Mise au point sur la licence GPL et les services web


J’avais déjà fait un billet à ce sujet il y a quelques temps. Lors des Journées du Logiciel Libre j’ai eu l’occasion de discuter avec Alix Cazenave après sa conférence sur la loi Hadopi et le contrôle du net.

Voici les points que j’ai pu éclaircir :

  • la licence GPL concerne le code d’un logiciel
  • les services web ne sont pas couverts par la licence GPL
  • c’est la licence Affero GPL qui couvre les services réseau

Lorsqu’une entité mets en œuvre des services réseau basés sur du code GPL elle n’a aucun devoir de partage du code source de son application avec ses utilisateurs ou avec la communauté. Cette entité peut vendre les services réseau sans contreparti mais si elle veut vendre l’installation de son application il lui faudra partager les sources.

Si le code d’un logiciel est protégé par la licence Affero GPL alors n’importe quel utilisateur interagissant avec service réseau basé sur son code peu demander le code source complet du service réseau.

Dans le cas de Plone 2 et de Plone 3 ils ne relèvent que de la seule licence GPL. Plone 4 utilisera sûrement une licence BSD lors de sa sortie.

Le libre en question


Aujourd’hui un client nous met le couteau sous la gorge d’une manière assez peu banale. Il y a quelques années il a choisi de prendre une plateforme libre pour développer ses outils internes et une partie des services qu’il propose à ses clients.

Son choix a été de prendre Plone pour les raisons suivantes :

  • pas de coût de licence
  • un développement via l’interface web de Zope quasiment sans avoir à écrire de code
  • une documentation abondante et une communauté réactive
  • présence en France d’acteurs majeurs du développement international de la plateforme
  • une licence libre (la GPL) qui lui permet de penser que la plateforme ne deviendra jamais propriétaire

Le projet a eu des hauts et des bas. Il y a eu des formations externes, de la maintenance externe, du développement interne et externe. Globalement le projet a dépassé les espérances et est passé en mode industriel il y a un an. Le client possède toutes les sources et la connaissance de son applicatif. Il est maître de son destin. Avec le recul il est satisfait de cette plateforme et de son coût.

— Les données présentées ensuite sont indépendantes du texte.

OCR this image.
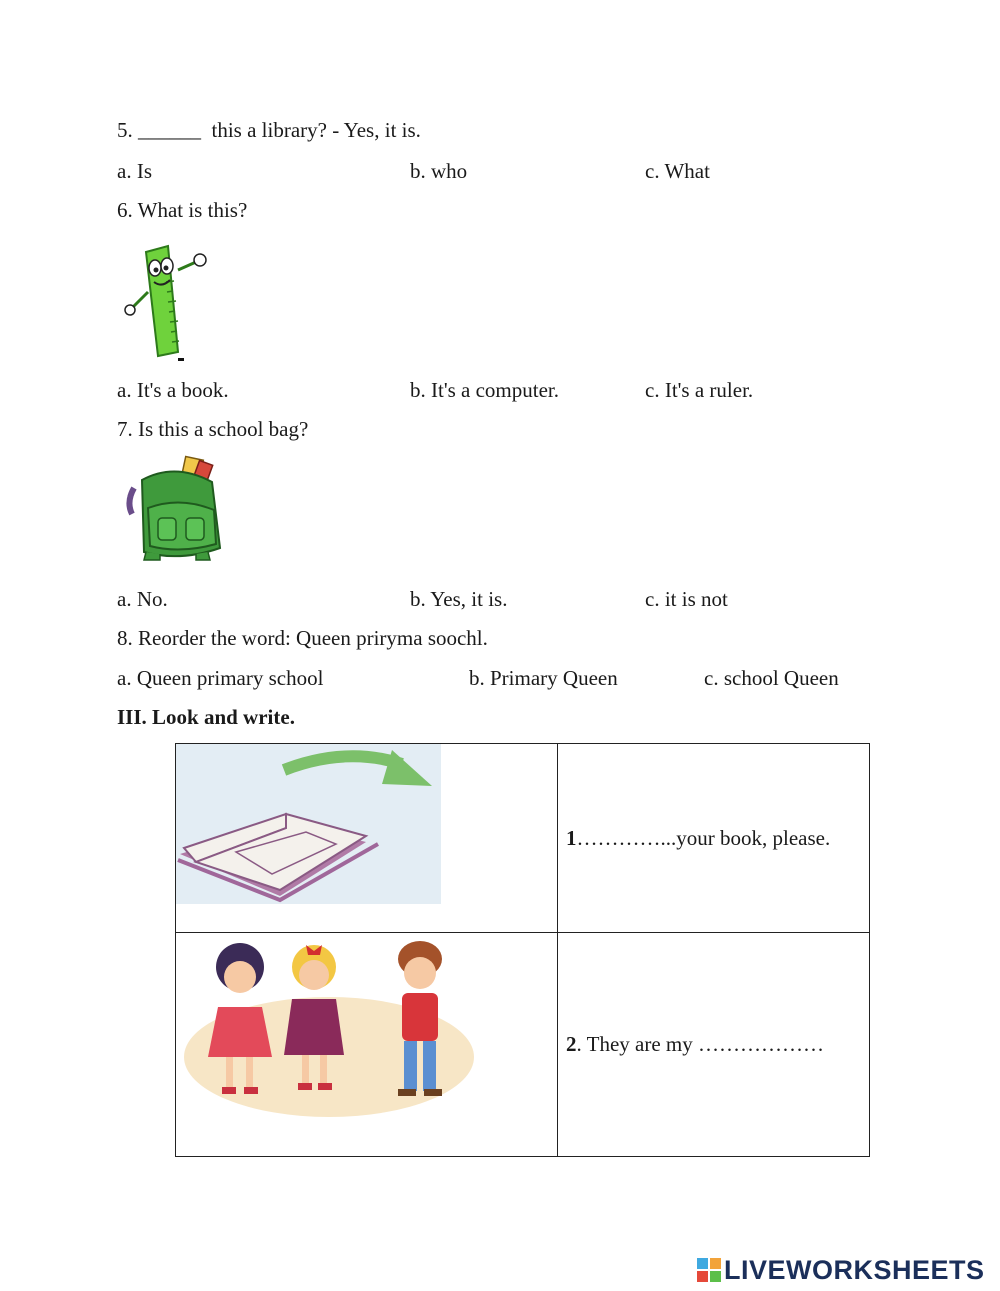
5. ______  this a library? - Yes, it is.
a. Is	b. who	c. What
6. What is this?
a. It's a book.	b. It's a computer.	c. It's a ruler.
7. Is this a school bag?
a. No.	b. Yes, it is.	c. it is not
8. Reorder the word: Queen priryma soochl.
a. Queen primary school	b. Primary Queen	c. school Queen
III. Look and write.

1…………...your book, please.

2. They are my ………………
LIVEWORKSHEETS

Ayant acquis une maitrise certaine de la gestion de contenu dans son corps de métier, ce client aimerai développer un module métier qu’il utilisera pour lui dans un premier temps, mais qu’il compte aussi revendre à ses concurrents à moyen terme. Pour cela ce module sera vedu comme une technologie propriétaire. Cela soulève une série de questions politiques et juridiques en interne (attention, certains de ces arguments sont partiellement erronés ) :

  1. si un site web utilise du code GPL pour fournir un service à des clients, un client peut demander à avoir accès au code source de l’application puisqu’il paie pour ce service
  2. si nous fournissons des sources sous GPL notre code source ne peut être commercialisé à des tiers sans qu’ils soient obligés de reverser ce code dans le domaine public
  3. si nous utilisons une extension sous GPL tout le code source devient GPL

Sur le fond je comprends la démarche de la vente d’un savoir faire que l’on veut protéger. Chez ce client tout ces constats ont amené a une réponse : pour faire du propriétaire il faut se baser sur une technologie propriétaire qui permet de faire ce que l’on veut une fois achetée.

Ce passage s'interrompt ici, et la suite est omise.